Re: Flow Control/Performance tuning help required

Andy Goldstein Fri, 23 Sep 2011 07:06:31 -0700

On Sep 23, 2011, at 9:11 AM, Fraser Adams wrote:

> 
> I'll mention that to the guys when I get back to the office. Though it seems 
> a bit counterintuitive to me I'd have thought that having a lower number of 
> worker threads wouldn't utilise the available cores. By "logic" running two 
> (or even eight) worker threads on your 48 core server seems low - any idea 
> what's going on to explain your results??

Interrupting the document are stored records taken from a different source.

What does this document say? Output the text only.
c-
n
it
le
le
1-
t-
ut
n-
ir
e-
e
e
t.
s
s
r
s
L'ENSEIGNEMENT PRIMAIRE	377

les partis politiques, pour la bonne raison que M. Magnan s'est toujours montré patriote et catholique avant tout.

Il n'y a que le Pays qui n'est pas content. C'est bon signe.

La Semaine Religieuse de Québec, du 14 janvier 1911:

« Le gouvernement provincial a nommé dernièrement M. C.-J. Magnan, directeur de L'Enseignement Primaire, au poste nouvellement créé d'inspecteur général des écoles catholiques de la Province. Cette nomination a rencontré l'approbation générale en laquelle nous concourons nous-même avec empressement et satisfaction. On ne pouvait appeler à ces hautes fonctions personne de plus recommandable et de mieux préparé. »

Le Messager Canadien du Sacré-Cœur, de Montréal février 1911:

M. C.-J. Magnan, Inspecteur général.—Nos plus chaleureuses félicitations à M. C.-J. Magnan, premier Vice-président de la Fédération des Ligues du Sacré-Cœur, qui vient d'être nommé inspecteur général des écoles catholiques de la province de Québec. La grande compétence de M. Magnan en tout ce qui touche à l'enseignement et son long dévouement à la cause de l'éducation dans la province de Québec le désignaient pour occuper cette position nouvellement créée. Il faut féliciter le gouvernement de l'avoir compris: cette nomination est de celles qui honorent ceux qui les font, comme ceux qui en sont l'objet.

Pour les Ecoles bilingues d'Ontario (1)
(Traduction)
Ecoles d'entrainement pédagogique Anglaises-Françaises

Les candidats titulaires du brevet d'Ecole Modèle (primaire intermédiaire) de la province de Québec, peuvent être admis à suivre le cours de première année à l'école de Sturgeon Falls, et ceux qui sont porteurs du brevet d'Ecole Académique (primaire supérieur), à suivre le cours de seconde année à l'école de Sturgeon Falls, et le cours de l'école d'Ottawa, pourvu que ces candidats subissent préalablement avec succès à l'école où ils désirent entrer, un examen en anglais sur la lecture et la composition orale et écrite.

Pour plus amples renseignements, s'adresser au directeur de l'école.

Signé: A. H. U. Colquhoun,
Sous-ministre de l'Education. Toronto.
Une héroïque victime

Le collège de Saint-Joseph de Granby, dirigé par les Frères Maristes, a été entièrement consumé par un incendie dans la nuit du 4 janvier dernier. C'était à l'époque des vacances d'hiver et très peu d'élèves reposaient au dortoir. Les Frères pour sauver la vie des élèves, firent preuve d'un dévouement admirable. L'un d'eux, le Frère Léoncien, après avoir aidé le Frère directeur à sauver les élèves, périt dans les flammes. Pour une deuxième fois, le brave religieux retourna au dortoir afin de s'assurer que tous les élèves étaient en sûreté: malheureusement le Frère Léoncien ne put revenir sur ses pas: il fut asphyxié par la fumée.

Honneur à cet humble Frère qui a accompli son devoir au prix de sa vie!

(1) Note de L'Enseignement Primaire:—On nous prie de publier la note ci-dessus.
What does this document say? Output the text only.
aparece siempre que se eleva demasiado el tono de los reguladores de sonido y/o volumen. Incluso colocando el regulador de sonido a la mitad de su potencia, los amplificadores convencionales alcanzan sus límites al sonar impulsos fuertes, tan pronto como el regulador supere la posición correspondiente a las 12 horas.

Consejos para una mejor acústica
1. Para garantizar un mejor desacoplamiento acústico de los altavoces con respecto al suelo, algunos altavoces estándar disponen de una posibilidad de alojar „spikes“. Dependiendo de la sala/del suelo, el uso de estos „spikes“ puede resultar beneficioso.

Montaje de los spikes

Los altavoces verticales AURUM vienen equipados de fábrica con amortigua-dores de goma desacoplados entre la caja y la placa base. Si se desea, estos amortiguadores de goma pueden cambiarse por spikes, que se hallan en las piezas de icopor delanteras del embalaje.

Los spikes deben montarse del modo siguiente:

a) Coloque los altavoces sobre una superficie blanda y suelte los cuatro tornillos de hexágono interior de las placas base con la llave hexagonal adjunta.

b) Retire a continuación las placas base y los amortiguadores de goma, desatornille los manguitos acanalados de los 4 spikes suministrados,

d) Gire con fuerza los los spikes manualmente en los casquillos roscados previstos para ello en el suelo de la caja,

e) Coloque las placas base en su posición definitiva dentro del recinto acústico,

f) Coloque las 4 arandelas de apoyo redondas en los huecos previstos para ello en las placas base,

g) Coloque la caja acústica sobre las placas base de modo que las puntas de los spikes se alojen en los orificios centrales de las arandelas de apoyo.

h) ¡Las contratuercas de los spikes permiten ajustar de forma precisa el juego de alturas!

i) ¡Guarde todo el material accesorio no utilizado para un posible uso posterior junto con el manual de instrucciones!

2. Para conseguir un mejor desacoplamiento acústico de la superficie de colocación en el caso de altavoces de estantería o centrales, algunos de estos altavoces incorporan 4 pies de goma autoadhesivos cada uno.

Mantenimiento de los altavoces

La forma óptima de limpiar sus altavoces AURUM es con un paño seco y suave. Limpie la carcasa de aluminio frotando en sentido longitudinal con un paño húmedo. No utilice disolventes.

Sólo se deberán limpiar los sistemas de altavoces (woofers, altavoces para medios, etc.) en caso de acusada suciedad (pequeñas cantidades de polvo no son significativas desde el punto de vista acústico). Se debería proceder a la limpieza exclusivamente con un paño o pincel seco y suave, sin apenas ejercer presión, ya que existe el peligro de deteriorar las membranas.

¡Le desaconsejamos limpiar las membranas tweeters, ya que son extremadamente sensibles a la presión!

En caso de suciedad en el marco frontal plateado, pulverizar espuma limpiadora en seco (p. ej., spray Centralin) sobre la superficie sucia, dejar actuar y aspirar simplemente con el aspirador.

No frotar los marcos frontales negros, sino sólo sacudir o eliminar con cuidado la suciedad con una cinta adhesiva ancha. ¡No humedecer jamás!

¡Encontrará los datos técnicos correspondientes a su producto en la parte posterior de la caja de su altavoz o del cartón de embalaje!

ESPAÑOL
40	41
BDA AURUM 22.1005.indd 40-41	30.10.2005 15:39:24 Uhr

I can't say for sure, but I would guess there's maybe more lock contention 
going on in the broker when you have more threads.

> So have you reproduced the MRG paper results? That paper, which is over three 
> years old now, has figures of 380,000 256 octet messages in plus out on a 2 x 
> 4 core Xeon box. We've not come *close* to that figure and my developers are 
> far from dummies. The paper describes the methodology quite well, but doesn't 
> quite spell out as a tutorial exactly what the setup was.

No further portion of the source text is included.